By Jillian Moreno
I can’t get enough color in my life! My favorite thing is to spin hand-dyed top because there are so many different ways the colors can play out.
I’ve been dipping my toe into weaving using my Cricket Loom, and I recently got the urge to try weaving hand-dyed handspun yarn. It was surprising and brought up more questions about color and weaving than answers.
At the Dallas/Fort Worth Fiber Fest, I picked up hand-dyed BFL Superwash top from Lisa Souza in two different colorways, Bird of Paradise and Lime & Violet. I knew I wanted to use them to spin and weave; the big question was how.
Since I’m newish to weaving and new to weaving with color, I went for very basic yarns with one color-mixing element in the ply.
I spun three 2-ply yarns on my Flatiron. I plied Bird of Paradise and Lime & Violet on themselves, matching colors in the ply (more or less). My third yarn combined one ply of Bird of Paradise and one ply of Lime & Violet. I spun them to 12 wpi and wove them with a sett of 10 EPI and 8 PPI.
I threaded my 12-inch-wide warp with 4-inch stripes of each yarn, putting the mixed ply yarn in the middle. My weft played out with 6 inches of mixed yarn, 4 inches of Lime & Violet, 4 inches of Bird of Paradise, 30 inches of mixed, 4 inches of Bird of Paradise, and 4 inches of Lime & Violet.
I had no real sense of the color outcome before I started to weave. While I was weaving, I was surprised and fascinated at how the colors played out.
After I rolled my scarf off of my Cricket and stared at it, my first thought was, “weaving is not knitting.” I know, duh, but I didn’t realize just how different color interactions in weaving would be.

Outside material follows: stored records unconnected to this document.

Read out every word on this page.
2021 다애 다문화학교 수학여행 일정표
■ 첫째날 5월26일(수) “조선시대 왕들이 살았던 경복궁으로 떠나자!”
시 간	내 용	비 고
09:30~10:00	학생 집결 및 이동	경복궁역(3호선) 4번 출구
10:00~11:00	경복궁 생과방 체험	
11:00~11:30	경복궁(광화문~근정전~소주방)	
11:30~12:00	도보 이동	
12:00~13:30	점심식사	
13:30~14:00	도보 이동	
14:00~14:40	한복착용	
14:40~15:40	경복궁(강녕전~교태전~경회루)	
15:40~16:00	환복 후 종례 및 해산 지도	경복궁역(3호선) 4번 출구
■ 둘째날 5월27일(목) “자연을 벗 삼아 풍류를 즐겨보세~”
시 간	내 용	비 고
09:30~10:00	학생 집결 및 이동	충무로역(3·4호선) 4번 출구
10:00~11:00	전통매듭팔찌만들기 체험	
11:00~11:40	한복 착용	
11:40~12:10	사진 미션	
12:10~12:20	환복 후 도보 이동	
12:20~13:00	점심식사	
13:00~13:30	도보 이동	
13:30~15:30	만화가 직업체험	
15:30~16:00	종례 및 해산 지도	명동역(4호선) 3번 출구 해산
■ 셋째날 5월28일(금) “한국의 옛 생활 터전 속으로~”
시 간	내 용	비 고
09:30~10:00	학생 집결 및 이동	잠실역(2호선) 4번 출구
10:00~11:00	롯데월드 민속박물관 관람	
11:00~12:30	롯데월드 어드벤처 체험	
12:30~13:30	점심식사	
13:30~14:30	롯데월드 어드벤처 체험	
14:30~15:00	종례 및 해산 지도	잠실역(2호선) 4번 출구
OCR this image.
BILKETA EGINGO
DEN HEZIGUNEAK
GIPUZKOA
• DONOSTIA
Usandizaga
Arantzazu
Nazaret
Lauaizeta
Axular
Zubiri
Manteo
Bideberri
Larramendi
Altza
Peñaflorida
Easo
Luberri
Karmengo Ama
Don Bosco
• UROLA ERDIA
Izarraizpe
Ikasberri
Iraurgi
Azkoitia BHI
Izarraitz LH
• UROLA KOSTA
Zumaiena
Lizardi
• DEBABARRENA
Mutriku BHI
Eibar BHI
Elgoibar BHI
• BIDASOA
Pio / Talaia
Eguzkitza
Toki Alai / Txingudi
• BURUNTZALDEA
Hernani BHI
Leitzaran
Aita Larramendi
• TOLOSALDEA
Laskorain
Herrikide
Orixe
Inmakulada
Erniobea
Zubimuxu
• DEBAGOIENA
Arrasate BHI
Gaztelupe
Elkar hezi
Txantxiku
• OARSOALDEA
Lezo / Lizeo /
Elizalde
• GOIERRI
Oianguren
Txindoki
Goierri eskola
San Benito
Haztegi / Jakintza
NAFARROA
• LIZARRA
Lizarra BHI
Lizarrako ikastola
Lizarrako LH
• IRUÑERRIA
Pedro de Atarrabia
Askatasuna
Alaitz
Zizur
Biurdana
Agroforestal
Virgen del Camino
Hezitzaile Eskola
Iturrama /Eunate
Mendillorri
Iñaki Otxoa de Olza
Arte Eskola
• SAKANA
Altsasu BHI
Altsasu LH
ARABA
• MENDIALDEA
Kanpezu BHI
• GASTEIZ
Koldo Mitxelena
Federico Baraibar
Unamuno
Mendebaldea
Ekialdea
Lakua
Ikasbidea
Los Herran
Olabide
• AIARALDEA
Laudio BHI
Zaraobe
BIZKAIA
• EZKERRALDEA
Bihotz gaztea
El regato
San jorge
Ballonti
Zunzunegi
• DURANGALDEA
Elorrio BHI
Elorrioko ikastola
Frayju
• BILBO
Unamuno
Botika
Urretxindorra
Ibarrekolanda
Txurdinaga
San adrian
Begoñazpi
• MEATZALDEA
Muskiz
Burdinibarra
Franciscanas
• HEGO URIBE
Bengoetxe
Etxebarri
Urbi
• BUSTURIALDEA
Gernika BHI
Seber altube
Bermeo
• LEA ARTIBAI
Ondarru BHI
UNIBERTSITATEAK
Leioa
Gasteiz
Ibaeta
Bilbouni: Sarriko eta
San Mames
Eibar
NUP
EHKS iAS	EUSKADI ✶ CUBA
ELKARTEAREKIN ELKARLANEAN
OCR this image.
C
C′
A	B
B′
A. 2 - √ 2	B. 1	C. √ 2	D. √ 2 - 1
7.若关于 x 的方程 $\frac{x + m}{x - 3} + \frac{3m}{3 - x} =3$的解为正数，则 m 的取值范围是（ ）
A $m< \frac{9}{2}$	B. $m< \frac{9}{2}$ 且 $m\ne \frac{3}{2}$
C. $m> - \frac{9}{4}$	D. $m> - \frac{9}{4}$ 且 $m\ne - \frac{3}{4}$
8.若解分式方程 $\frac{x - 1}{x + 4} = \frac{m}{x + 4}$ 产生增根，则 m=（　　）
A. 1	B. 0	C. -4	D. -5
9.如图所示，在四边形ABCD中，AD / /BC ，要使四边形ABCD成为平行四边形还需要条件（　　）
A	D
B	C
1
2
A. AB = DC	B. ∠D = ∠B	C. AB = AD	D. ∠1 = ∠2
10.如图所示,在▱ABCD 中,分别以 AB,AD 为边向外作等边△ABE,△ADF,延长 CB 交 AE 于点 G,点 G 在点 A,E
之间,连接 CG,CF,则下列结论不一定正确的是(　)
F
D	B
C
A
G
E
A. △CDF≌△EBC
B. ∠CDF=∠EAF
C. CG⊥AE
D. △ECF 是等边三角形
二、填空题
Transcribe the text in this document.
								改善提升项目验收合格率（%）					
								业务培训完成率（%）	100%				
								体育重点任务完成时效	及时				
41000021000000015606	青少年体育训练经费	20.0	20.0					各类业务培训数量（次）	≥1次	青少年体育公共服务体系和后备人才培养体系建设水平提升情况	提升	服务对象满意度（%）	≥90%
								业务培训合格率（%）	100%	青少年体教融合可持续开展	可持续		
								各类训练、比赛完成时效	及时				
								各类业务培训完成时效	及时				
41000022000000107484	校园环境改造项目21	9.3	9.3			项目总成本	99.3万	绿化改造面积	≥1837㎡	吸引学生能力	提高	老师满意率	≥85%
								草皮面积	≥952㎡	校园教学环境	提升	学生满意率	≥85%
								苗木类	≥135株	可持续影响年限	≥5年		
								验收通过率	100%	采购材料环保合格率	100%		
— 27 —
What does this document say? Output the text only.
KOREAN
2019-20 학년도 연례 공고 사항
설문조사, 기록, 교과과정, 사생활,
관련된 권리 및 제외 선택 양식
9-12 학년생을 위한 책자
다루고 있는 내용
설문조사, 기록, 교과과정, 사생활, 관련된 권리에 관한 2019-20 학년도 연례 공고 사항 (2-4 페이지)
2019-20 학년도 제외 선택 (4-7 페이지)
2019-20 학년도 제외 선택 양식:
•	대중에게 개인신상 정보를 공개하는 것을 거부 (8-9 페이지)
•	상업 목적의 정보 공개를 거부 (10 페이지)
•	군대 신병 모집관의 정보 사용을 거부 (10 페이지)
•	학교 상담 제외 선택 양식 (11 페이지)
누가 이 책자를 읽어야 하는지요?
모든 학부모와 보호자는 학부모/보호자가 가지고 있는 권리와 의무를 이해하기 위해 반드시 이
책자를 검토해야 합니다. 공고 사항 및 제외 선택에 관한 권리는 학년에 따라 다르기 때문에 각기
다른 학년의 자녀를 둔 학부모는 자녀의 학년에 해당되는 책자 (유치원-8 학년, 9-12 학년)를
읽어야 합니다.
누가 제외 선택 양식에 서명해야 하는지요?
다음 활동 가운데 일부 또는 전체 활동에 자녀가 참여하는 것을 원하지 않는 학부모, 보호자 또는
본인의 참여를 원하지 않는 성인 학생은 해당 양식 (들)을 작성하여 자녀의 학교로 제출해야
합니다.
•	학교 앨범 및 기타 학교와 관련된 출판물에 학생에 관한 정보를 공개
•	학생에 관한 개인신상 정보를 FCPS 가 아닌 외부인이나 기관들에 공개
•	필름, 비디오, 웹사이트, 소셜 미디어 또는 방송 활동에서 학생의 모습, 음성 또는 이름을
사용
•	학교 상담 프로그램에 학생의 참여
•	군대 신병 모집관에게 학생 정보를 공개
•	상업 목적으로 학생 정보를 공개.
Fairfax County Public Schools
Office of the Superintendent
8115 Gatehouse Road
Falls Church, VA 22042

The visual element of layering in weaving intertwines colors much more than knitting. Knitting mostly places colors side by side and stacked on top of each other. In weaving there is side by side, stacking and interlacing, color can get rich and complex or seriously muddy very quickly.
I had three big thoughts on weaving with color based on this experiment:
1. Weaving uses yarn and color in a very different way than knitting.
Weaving has two distinct elements—the warp and the weft—that need to work together. I had to plan my warp and weft color-wise for their interaction to work. These were both yarns with long color runs. I originally wanted to weave a narrow project, but had to rethink it once I realized that the whole color-run wouldn’t show.
2. Marled yarn in weaving is astonishingly cool.
The spot in the weaving where marled yarns of the same colors intersect made an amazing pattern. It’s visually textured using just plain weave. The lime and teal marled yarns in warp and weft look like stars.
3. Color in weaving gets visually busy very fast.
Because weaving has layers, the colors need to work intermeshed. While I was weaving, I did doubt my choices several times. Once the scarf was off the loom, it came together better than I suspected: the colors relaxed into each other.
I initially thought this scarf would get tossed in my scarf bucket for the fall when I was done, but I have so much to study and think about, it’s waiting patiently in my ”thinking about and make more samples” pile. The outcome of this experiment was fascinating to me and ignited a new fire my brain about color and weaving.